Analisi dell’espressione dell’EGFRvIII sul tumore primario (Figura 1): Dopo essere
state deparaffinizzate, le sezioni di 10 m di spessore sono state digerite mediante
esposizione per tutta la notte a 55°C in 200 µl di TENS 1x (10 mMTris pH 7.4, 10
mM EDTA, 100 mM NaCl, 1% SDS) con 100 mg/ml di proteinasi K; l’RNA è stato
quindi estrato con RNeasy mini kit (Qiagen) secondo le istruzioni del produttore.

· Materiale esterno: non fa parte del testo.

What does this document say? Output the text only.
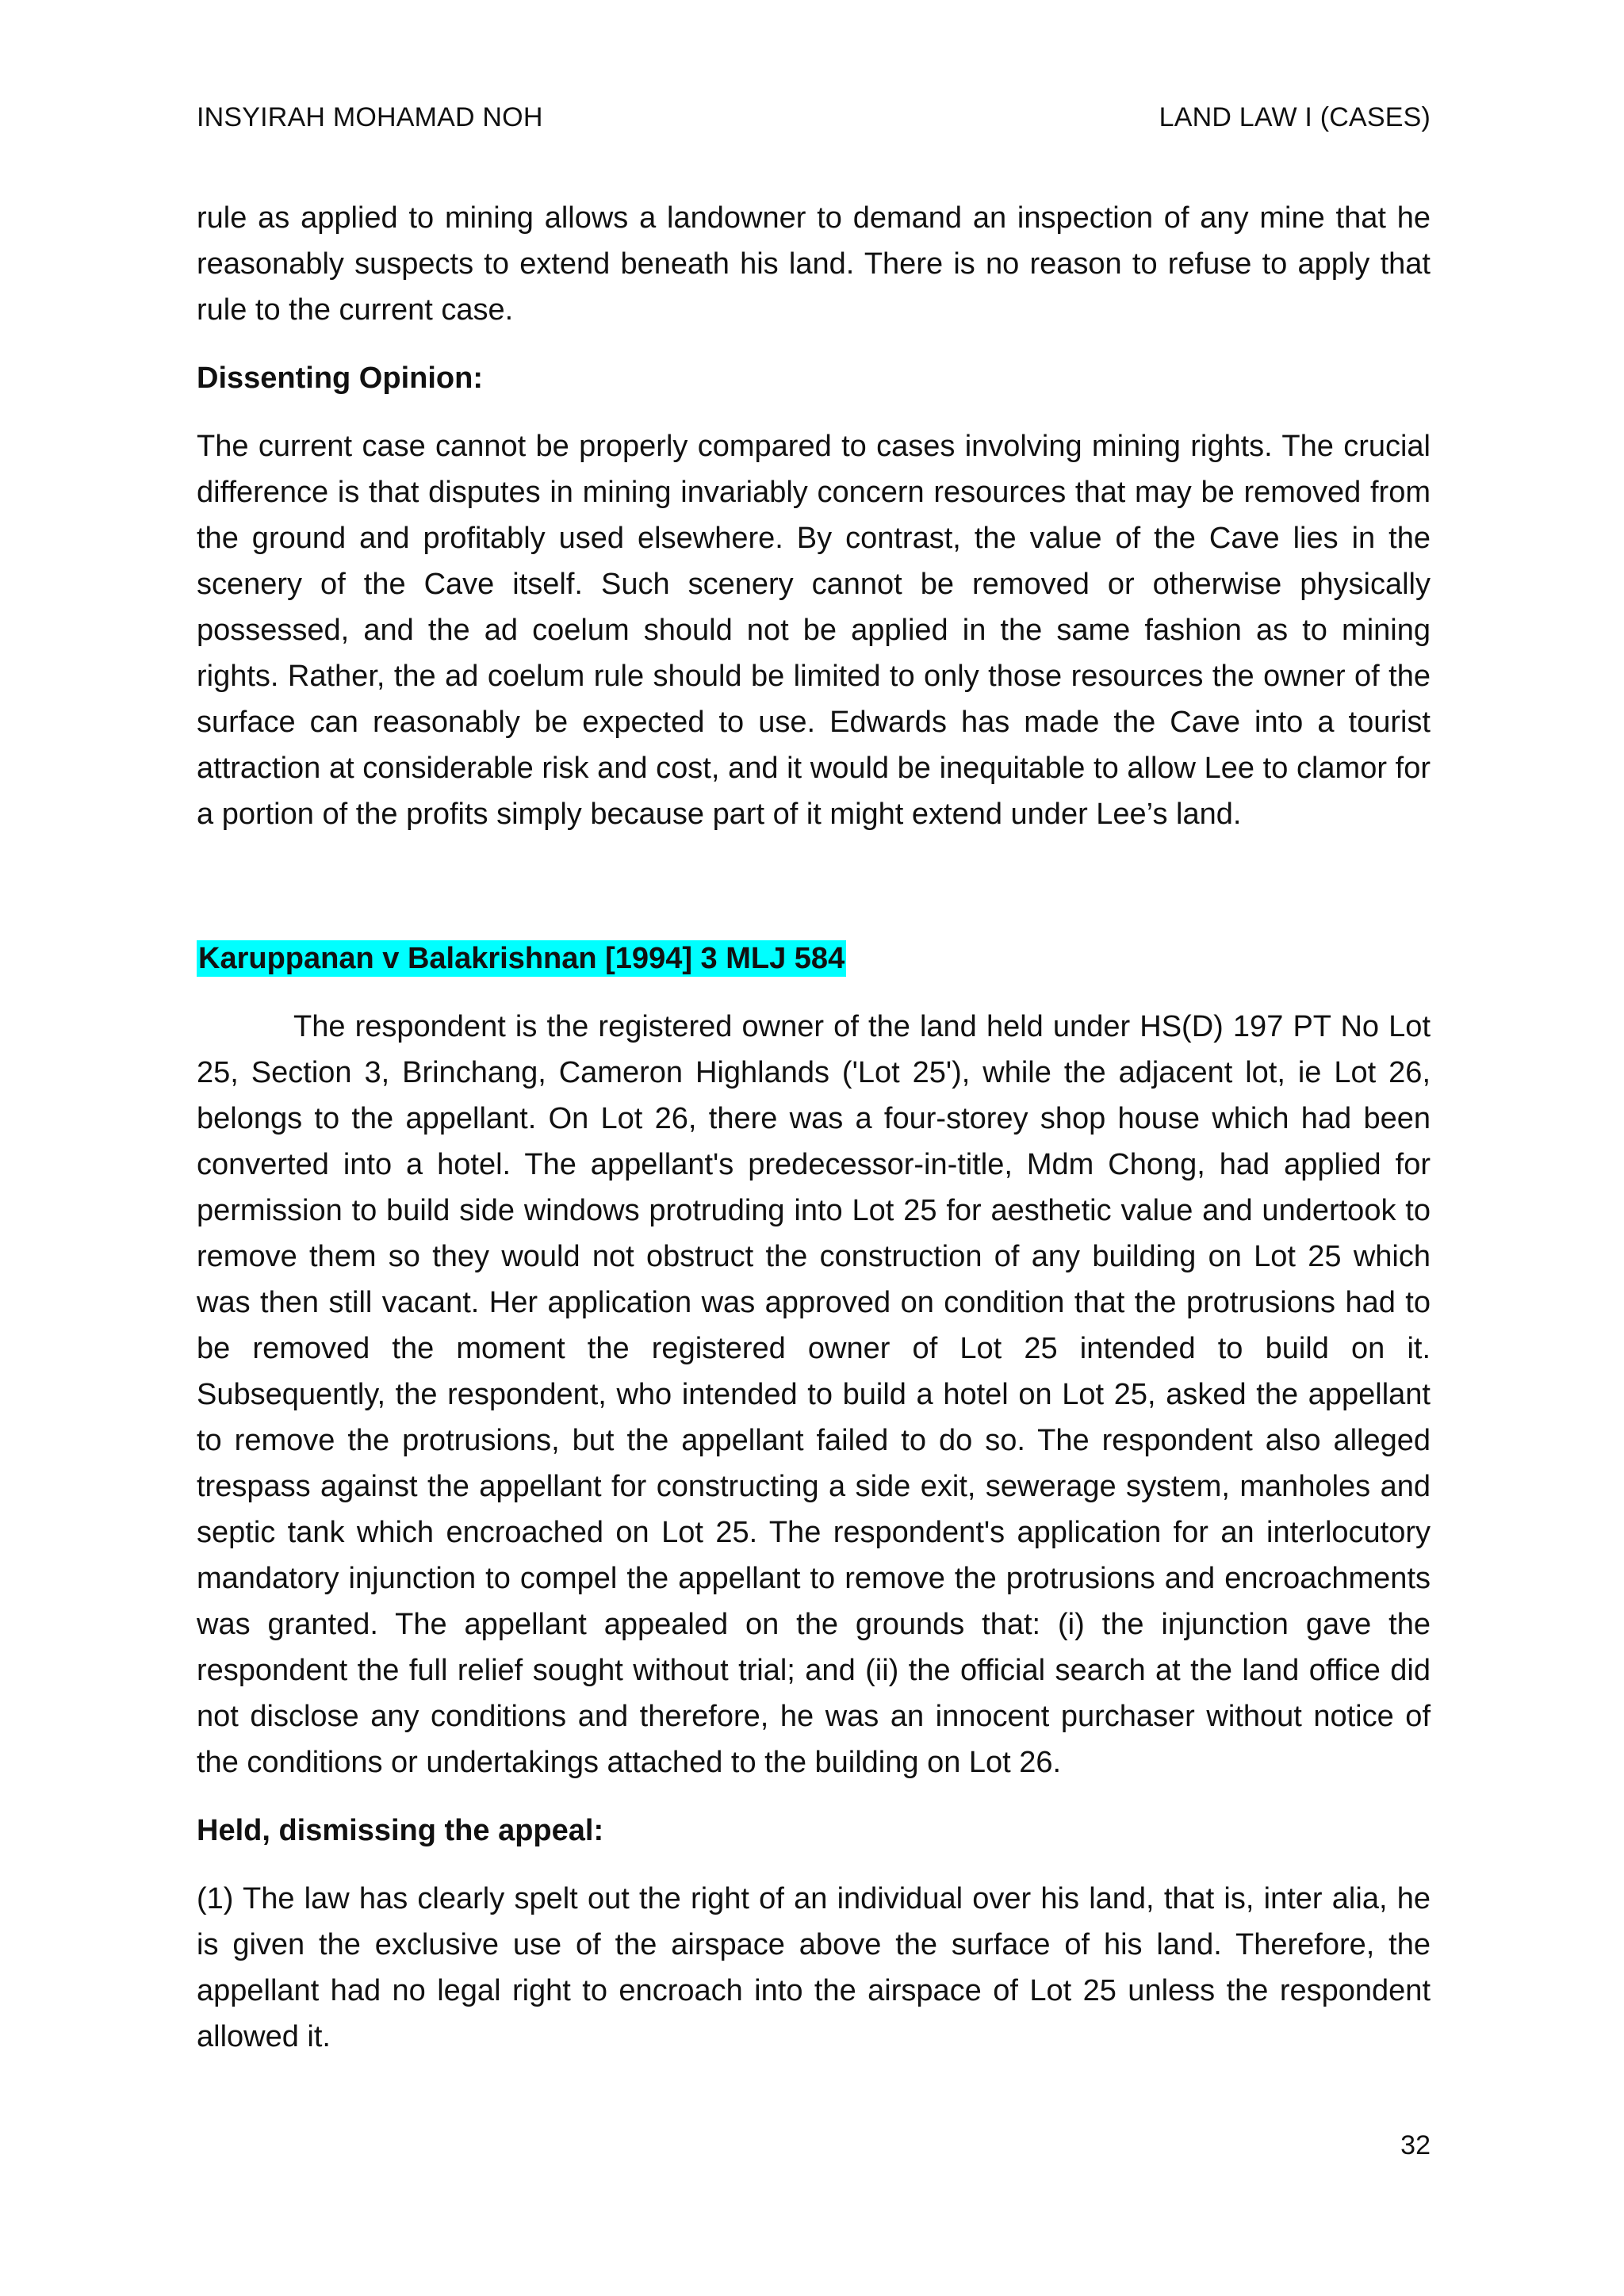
INSYIRAH MOHAMAD NOH	LAND LAW I (CASES)

rule as applied to mining allows a landowner to demand an inspection of any mine that he reasonably suspects to extend beneath his land. There is no reason to refuse to apply that rule to the current case.

Dissenting Opinion:

The current case cannot be properly compared to cases involving mining rights. The crucial difference is that disputes in mining invariably concern resources that may be removed from the ground and profitably used elsewhere. By contrast, the value of the Cave lies in the scenery of the Cave itself. Such scenery cannot be removed or otherwise physically possessed, and the ad coelum should not be applied in the same fashion as to mining rights. Rather, the ad coelum rule should be limited to only those resources the owner of the surface can reasonably be expected to use. Edwards has made the Cave into a tourist attraction at considerable risk and cost, and it would be inequitable to allow Lee to clamor for a portion of the profits simply because part of it might extend under Lee’s land.

Karuppanan v Balakrishnan [1994] 3 MLJ 584

The respondent is the registered owner of the land held under HS(D) 197 PT No Lot 25, Section 3, Brinchang, Cameron Highlands ('Lot 25'), while the adjacent lot, ie Lot 26, belongs to the appellant. On Lot 26, there was a four-storey shop house which had been converted into a hotel. The appellant's predecessor-in-title, Mdm Chong, had applied for permission to build side windows protruding into Lot 25 for aesthetic value and undertook to remove them so they would not obstruct the construction of any building on Lot 25 which was then still vacant. Her application was approved on condition that the protrusions had to be removed the moment the registered owner of Lot 25 intended to build on it. Subsequently, the respondent, who intended to build a hotel on Lot 25, asked the appellant to remove the protrusions, but the appellant failed to do so. The respondent also alleged trespass against the appellant for constructing a side exit, sewerage system, manholes and septic tank which encroached on Lot 25. The respondent's application for an interlocutory mandatory injunction to compel the appellant to remove the protrusions and encroachments was granted. The appellant appealed on the grounds that: (i) the injunction gave the respondent the full relief sought without trial; and (ii) the official search at the land office did not disclose any conditions and therefore, he was an innocent purchaser without notice of the conditions or undertakings attached to the building on Lot 26.

Held, dismissing the appeal:

(1) The law has clearly spelt out the right of an individual over his land, that is, inter alia, he is given the exclusive use of the airspace above the surface of his land. Therefore, the appellant had no legal right to encroach into the airspace of Lot 25 unless the respondent allowed it.

32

Dopo l’estrazione dell’RNA, il cDNA è stato sintetizzato come precedentemente
descritto (Martini et al., 2008). I primer e le condizioni di PCR sono analoghe a quelle
utilizzate da Yoshimoto et al. (2008). L’amplificazione di -actina è stata usata come
controllo interno.
Analisi quantitativa dell’espressione dell’EGFRvIII sul tumore primario e sulla
recidiva: Nei pazienti rioperati per recidiva, è stata eseguita un’analisi quantitativa
dell’espressione dell’EGFRvIII mediante real-time RT-PCR, su campioni di tumore
primario e di recidiva microdissezionati con laser, con la tecnica SYBR green
chemistry. I reagenti sono stati descritti in un precedente lavoro (Martini et al, 2008).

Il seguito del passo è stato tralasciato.